Casebook Vol. 21 no. 2 -
From the case files...
Dr Nick Clements, Head of Medical Services, introduces this issue’s round-up of case reports
After listening to your feedback, we have made some changes to the format of this edition’s case reports, expanding the narrative to make the clinical detail clearer and including more details of the expert opinion provided for each case. Expert opinion plays a key role when handling claims for clinical negligence, as it considers whether there was a breach of duty and causation present.
By covering this in more detail here, we can further explore why a case was defended or settled. As a result some of the case reports are a little longer, but we hope that the extra reading will prove not only to be interesting, but invaluable in terms of risk management. A recurring learning point from the following selection of cases is the need to be aware of the risks associated with diagnostic testing.
Not only is it important to offer the relevant tests where clinically appropriate, you must record that you have done so in the patient’s notes. The reasons for the test should be clearly explained to the patient when taking informed consent, as should the outcomes and their implications when results become available.
In “Suspected epilepsy: when to warn”, L’s parents were not made aware of the possibility of a diagnosis of epilepsy following their daughter’s it. They failed to attend for an EEG appointment and they claimed it was not clearly explained to them what the test was for.
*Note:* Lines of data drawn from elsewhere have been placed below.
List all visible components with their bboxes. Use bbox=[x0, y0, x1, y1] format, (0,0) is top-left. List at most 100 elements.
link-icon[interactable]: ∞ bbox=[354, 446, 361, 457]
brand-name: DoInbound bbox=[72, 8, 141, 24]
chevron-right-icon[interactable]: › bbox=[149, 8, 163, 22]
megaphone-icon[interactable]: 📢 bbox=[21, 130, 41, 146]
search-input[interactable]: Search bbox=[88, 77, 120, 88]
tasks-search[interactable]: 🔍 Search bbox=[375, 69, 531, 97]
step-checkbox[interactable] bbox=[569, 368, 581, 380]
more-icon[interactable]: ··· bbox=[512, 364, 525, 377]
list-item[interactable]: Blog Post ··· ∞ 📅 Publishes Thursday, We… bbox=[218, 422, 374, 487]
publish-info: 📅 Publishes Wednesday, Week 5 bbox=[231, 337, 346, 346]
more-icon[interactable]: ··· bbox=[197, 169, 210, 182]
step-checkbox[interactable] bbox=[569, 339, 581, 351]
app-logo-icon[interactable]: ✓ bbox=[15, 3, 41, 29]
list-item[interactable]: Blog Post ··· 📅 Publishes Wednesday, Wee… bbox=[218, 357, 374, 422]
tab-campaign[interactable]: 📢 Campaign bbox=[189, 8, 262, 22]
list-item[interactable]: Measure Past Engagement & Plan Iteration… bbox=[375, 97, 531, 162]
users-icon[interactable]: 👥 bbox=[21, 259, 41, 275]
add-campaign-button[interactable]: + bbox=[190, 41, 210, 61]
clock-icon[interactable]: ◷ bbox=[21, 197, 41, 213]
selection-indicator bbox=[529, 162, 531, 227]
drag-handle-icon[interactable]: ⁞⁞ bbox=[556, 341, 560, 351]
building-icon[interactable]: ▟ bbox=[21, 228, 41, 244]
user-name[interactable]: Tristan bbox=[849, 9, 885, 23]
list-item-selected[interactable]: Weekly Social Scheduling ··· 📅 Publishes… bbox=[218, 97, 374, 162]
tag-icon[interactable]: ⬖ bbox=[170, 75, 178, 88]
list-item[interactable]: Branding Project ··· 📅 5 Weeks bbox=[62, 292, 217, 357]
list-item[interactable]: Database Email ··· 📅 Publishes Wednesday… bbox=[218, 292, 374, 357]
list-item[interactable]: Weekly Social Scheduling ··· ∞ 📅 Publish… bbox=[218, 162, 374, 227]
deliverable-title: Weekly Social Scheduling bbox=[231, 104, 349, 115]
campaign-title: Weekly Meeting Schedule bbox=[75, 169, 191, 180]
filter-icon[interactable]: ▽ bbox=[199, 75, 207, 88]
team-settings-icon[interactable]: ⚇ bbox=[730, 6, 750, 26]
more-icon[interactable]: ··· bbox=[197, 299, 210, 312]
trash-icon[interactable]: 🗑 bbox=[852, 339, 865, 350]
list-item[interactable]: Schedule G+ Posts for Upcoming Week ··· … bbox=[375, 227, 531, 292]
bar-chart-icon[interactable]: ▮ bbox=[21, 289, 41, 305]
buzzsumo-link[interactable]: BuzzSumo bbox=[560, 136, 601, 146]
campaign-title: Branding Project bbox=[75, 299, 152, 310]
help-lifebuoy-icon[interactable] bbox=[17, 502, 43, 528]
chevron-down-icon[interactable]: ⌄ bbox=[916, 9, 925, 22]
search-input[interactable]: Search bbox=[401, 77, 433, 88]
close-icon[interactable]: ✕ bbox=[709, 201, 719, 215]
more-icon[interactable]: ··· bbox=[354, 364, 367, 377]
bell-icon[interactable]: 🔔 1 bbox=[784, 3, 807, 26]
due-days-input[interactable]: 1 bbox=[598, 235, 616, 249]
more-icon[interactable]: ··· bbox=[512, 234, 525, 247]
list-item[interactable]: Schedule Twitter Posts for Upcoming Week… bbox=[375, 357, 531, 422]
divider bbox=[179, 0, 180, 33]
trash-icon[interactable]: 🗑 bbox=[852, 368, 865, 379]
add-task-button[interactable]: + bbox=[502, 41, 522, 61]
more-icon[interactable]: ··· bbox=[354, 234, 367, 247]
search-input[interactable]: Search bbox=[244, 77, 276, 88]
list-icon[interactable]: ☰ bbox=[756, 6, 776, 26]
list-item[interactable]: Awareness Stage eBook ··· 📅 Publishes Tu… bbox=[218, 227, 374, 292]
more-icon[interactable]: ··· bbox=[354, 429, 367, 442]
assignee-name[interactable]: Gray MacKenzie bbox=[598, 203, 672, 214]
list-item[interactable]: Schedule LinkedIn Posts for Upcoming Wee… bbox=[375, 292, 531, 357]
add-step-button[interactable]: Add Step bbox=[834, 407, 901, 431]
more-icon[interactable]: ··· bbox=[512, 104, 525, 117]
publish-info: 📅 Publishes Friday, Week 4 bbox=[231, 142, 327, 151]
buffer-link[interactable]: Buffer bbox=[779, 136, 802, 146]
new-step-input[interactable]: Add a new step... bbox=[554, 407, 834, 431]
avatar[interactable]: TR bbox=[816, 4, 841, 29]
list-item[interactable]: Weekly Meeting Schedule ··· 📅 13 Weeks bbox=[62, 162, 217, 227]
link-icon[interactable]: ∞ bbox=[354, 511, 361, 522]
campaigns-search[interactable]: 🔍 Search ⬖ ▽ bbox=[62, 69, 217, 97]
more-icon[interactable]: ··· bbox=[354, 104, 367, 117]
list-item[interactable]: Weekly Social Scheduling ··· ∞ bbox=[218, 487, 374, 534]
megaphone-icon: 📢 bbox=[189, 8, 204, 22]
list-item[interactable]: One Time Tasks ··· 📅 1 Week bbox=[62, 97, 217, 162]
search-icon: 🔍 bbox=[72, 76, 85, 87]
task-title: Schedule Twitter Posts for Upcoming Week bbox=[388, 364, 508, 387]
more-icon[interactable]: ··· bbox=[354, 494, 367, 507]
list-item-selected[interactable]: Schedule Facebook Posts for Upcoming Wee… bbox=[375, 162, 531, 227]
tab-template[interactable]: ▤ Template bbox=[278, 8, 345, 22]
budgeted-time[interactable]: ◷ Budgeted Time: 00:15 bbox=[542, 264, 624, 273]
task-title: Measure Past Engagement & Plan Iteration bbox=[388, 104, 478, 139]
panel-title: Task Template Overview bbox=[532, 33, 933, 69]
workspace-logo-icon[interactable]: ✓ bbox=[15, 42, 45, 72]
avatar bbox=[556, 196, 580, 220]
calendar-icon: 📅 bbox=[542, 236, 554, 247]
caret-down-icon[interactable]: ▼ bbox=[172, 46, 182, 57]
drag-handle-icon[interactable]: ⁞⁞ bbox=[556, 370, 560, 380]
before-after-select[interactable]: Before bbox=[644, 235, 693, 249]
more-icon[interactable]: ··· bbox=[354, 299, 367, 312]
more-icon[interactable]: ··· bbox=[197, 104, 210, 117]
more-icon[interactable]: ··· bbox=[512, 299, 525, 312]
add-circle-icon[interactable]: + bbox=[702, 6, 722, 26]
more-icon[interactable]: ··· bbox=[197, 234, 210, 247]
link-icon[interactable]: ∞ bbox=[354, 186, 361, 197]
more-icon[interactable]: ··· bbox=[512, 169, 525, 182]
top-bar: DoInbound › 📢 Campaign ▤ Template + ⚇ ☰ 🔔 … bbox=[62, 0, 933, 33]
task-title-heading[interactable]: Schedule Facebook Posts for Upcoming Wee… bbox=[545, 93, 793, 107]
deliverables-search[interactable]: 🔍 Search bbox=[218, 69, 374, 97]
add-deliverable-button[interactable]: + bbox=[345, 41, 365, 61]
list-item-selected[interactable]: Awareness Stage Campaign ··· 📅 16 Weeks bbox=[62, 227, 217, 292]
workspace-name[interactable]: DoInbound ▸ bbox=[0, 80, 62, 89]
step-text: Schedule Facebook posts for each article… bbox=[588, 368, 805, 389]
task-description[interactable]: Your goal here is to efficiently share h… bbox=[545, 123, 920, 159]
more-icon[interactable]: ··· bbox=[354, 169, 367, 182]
Expert opinion found that had L’s parents been made aware of the possibility of epilepsy, and been given appropriate advice, they would have prioritised their daughter’s EEG appointment.
Similarly, poor communication in “When normal is wrong” resulted in a claim that could not be defended. When Mr B rang the urology clinic for his results following a vasectomy, Dr X’s secretary informed him that the report was “normal”. Dr X had forgotten to label Mr B’s path lab test as post-vasectomy, leading to miscommunication and Mrs B’s unwanted pregnancy. Test results should not be given over the telephone by non-medically trained staff to avoid the potential for incorrect information being given or for misunderstandings, as happened here.
Good communication extends to detailed patient notes. A lack of clear documentation made the case “A failure to monitor” difficult to defend. Remember, if an investigation is not written down, it is hard to prove that it took place.